Spatial vent opening probability map of Etna volcano (Sicily, Italy)
- First Online:
- Cite this article as:
- Cappello, A., Neri, M., Acocella, V. et al. Bull Volcanol (2012) 74: 2083. doi:10.1007/s00445-012-0647-4
- 444 Downloads
We produce a spatial probability map of vent opening (susceptibility map) at Etna, using a statistical analysis of structural features of flank eruptions of the last 2 ky. We exploit a detailed knowledge of the volcano structures, including the modalities of shallow magma transfer deriving from dike and dike-fed fissure eruptions analysis on historical eruptions. Assuming the location of future vents will have the same causal factors as the past eruptions, we converted the geological and structural data in distinct and weighted probability density functions, which were included in a non-homogeneous Poisson process to obtain the susceptibility map.
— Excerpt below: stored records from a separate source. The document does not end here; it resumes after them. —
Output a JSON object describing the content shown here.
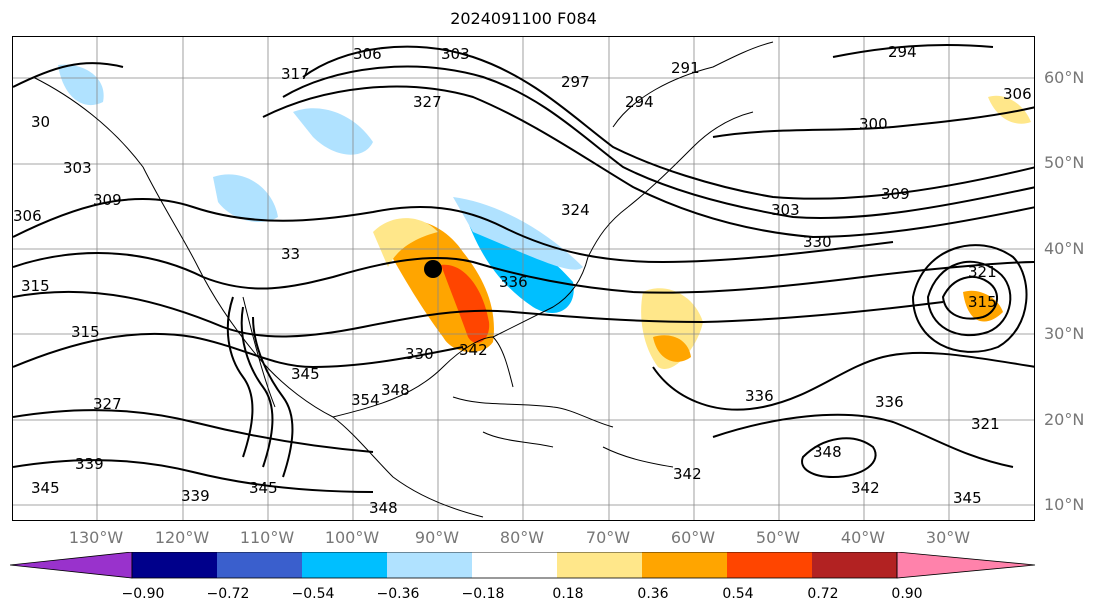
{
  "title": "2024091100 F084",
  "lat_labels": [
    "60°N",
    "50°N",
    "40°N",
    "30°N",
    "20°N",
    "10°N"
  ],
  "lon_labels": [
    "130°W",
    "120°W",
    "110°W",
    "100°W",
    "90°W",
    "80°W",
    "70°W",
    "60°W",
    "50°W",
    "40°W",
    "30°W"
  ],
  "colorbar": {
    "ticks": [
      "−0.90",
      "−0.72",
      "−0.54",
      "−0.36",
      "−0.18",
      "0.18",
      "0.36",
      "0.54",
      "0.72",
      "0.90"
    ],
    "colors": [
      "#9932cc",
      "#00008b",
      "#3a5fcd",
      "#00bfff",
      "#b0e2ff",
      "#ffffff",
      "#ffe78a",
      "#ffa500",
      "#ff4500",
      "#b22222",
      "#ff82ab"
    ]
  },
  "contour_labels": [
    "306",
    "303",
    "317",
    "327",
    "291",
    "294",
    "306",
    "297",
    "294",
    "300",
    "30",
    "303",
    "309",
    "306",
    "309",
    "303",
    "330",
    "33",
    "315",
    "315",
    "321",
    "315",
    "330",
    "342",
    "354",
    "348",
    "336",
    "336",
    "327",
    "348",
    "339",
    "342",
    "345",
    "339",
    "345",
    "348",
    "342",
    "345",
    "345",
    "336",
    "324",
    "321"
  ],
  "center_marker": "storm-center"
}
The highest probability of new eruptive vents opening falls within a N-S aligned area passing through the Summit Craters down to about 2,000 m a.s.l. on the southern flank. Other zones of high probability follow the North-East, East-North-East, West, and South Rifts, the latter reaching low altitudes (∼400 m). Less susceptible areas are found around the faults cutting the upper portions of Etna, including the western portion of the Pernicana fault and the northern extent of the Ragalna fault. This structural-based susceptibility map is a crucial step in forecasting lava flow hazards at Etna, providing a support tool for decision makers.